In two recent posts I discussed the use of repetition and its relationship to the design principles of Balance, Unity and Variety, the Grid, Pattern, and Rhythm. Today I want you to put to use your new-found knowledge about repetition.

I suggest you begin by reviewing our book Design: A Beginner’s Handbook and rereading the posts, Repetition and the Principles of Design Part One, and Part Two.

This is a collage assignment that can be completed with paper and board or digitally, using image processing software such as Photoshop. You may add additional materials such as paint, drawing media, ink, etc.

Spend some time looking at images until you find one that grabs your attention. Select a single image and make multiple copies, I’d suggest a minimum of ten copies. You can use the entire image or cut out sections you do not want to include, for example, in a photograph of a person walking down the street you might want to remove everything but the figure.

Next, decide which elements and principles of design you want to emphasize in your composition. Perhaps you want to work with Unity and Variety and the Grid. In this case you might decide to lay out your copies in a grid format and then create variations between the images by adding the elements of color and texture to each image.
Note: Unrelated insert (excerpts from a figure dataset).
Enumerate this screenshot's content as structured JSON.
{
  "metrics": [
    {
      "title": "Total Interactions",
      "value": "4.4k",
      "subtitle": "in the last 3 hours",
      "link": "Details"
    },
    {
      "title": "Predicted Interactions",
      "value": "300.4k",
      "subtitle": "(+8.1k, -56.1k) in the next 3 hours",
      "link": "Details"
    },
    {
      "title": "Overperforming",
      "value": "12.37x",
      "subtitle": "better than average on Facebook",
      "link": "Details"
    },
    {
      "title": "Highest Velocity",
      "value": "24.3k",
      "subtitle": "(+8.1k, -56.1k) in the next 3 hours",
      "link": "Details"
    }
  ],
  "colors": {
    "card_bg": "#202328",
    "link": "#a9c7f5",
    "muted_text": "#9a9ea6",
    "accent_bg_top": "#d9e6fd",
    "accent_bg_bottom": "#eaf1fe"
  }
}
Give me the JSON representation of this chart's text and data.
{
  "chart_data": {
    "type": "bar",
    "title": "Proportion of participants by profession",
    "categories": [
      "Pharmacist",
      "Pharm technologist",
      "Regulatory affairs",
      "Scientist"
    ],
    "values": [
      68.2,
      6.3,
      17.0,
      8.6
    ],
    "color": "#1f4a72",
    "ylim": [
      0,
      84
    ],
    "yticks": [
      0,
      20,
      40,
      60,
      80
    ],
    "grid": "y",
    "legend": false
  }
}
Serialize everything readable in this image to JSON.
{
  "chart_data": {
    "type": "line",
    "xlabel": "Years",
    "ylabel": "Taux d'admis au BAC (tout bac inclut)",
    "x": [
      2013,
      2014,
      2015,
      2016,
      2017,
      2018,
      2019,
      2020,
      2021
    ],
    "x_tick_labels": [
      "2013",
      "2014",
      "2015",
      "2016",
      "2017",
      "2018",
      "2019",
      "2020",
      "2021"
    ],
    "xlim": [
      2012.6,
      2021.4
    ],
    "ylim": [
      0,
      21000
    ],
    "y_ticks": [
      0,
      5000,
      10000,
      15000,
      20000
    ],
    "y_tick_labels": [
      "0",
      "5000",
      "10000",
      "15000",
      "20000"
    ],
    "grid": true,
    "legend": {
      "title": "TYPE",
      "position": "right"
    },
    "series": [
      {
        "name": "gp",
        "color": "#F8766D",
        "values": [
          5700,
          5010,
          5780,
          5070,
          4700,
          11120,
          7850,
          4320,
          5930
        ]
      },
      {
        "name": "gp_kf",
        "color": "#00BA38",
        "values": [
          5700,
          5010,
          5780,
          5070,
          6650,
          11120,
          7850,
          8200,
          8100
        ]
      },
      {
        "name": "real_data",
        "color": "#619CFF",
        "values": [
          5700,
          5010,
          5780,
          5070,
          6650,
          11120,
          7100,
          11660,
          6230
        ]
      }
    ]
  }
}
Another way to employ the principle of Unity and Variety would be to work with the gestalt principles discussed in our book. Consider using grouping or continuity in your composition. 

What are other possible options? You can suggest movement and rhythm by playing with the spacing between the images. Working with a copy machine (xerox image) or image processing software you can change the size of your repeated image. If you overlap images, with smaller images behind larger ones, you can create illusions of space.

Think about the possibilities of working with radial symmetry or pattern. You can alter the orientation of your images – vertical, horizontal, diagonal. You can even break up the repeating image into smaller units that are then combined into a single repeating motif. 

Please pay attention to the positive and negative shapes in your final composition. They are essential to the success of your project. In addition, craft is equally important. Make clean cuts and if you mount your project onto board avoid ripples and glue marks.

This exercise is very simple but if you push its limits, incorporating multiple design elements and principles, you will arrive at a complex solution.